En el transcurso de los últimos dos años, he tenido algunos intercambios con amigos que han expresado, digamos, «preocupación», por mi franqueza respecto a la duplicidad y el belicismo que se han convertido en características centrales del modus operandi del Partido Demócrata en el siglo XXI.

Algunos de estos amigos se han mostrado algo distantes y en algunas ocasiones me han preguntado si me he «desviado a la derecha», y otros han asumido que tal vez… «se ha vuelto MAGA».

Así que, este es el asunto: comparado con el 99% de los demócratas, soy un piloto de combate socialista-comunista, trans, de extrema izquierda, que dispara flores por el culo (en sentido figurado).

En mi opinión, si eres un «demócrata centrista» (o republicano) en 2026, eres un dron miope, perpetuamente guerrillero, que ennoblece a los oligarcas (políticamente hablando), incapaz o sin la disposición a hacer el esfuerzo de salir del aburrimiento de los dos carriles que esta cultura, centrada en la violencia, te ha inducido al engañado para que la identifiques con la realidad «razonable».

En resumen, prefiero saltar del puente de Brooklyn que apoyar a cualquier sirviente de la clase multimillonaria bipartidista obsesionada con la guerra, propiedad de los donantes. Llamémoslo «Rechazo Consciente».

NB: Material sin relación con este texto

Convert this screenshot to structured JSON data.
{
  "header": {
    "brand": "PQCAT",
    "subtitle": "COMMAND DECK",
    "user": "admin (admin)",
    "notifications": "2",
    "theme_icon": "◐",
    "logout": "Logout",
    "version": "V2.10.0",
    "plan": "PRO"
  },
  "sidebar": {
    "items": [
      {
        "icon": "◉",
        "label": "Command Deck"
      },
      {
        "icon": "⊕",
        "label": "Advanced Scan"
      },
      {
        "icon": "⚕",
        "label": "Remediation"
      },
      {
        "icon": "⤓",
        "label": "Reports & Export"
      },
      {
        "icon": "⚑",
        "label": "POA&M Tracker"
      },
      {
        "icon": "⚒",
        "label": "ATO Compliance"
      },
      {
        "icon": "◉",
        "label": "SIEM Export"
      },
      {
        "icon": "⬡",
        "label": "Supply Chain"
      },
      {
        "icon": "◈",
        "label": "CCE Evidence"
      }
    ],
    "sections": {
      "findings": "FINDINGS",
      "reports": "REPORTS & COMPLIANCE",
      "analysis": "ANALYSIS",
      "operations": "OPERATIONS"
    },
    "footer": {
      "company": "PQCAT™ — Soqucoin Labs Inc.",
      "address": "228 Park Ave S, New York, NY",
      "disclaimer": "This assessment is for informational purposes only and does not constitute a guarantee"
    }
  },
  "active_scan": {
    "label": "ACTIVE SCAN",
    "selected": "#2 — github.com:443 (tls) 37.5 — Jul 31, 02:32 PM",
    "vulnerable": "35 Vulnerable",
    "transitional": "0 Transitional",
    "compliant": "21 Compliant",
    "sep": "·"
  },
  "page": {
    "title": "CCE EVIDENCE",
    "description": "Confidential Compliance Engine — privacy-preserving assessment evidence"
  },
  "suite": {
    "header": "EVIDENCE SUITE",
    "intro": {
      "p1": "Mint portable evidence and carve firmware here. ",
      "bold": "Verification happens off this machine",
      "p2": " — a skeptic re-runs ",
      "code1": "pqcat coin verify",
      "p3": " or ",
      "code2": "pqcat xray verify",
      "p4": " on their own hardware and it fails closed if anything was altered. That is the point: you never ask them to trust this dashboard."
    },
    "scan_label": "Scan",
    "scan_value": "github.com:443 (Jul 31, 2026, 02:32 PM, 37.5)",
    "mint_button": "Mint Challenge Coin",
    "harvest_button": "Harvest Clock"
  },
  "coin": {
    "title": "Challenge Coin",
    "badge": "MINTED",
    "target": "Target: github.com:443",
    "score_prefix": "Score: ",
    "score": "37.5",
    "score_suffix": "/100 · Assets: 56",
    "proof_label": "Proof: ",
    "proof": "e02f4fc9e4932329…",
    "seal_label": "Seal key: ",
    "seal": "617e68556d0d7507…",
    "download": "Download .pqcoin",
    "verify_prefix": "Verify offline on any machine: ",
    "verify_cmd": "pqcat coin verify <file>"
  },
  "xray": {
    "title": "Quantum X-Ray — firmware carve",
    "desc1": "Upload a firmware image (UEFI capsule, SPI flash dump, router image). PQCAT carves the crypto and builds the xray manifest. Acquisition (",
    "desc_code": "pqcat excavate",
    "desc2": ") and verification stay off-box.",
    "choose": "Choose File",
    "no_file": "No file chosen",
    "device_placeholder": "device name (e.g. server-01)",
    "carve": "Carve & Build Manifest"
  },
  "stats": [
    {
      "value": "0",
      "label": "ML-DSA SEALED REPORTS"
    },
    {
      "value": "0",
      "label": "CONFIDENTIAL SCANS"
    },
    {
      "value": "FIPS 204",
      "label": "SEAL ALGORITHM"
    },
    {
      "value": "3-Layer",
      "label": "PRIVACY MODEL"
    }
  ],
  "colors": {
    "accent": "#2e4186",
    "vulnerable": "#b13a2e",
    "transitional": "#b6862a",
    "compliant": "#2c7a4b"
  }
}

Deben intentar dejar de ver el pensamiento crítico auténtico y bienintencionado como una amenaza. Cuestionar la narrativa del statu quo solía ser admirable en nuestro Partido Demócrata. Hoy en día, prácticamente se equipara a traición.

En fin, nada personal (aunque no lo creas). Tengo amigos de izquierdas, derechas y centro (¿qué significan esos términos hoy en día?). Solo quiero aclarar las cosas, nada más.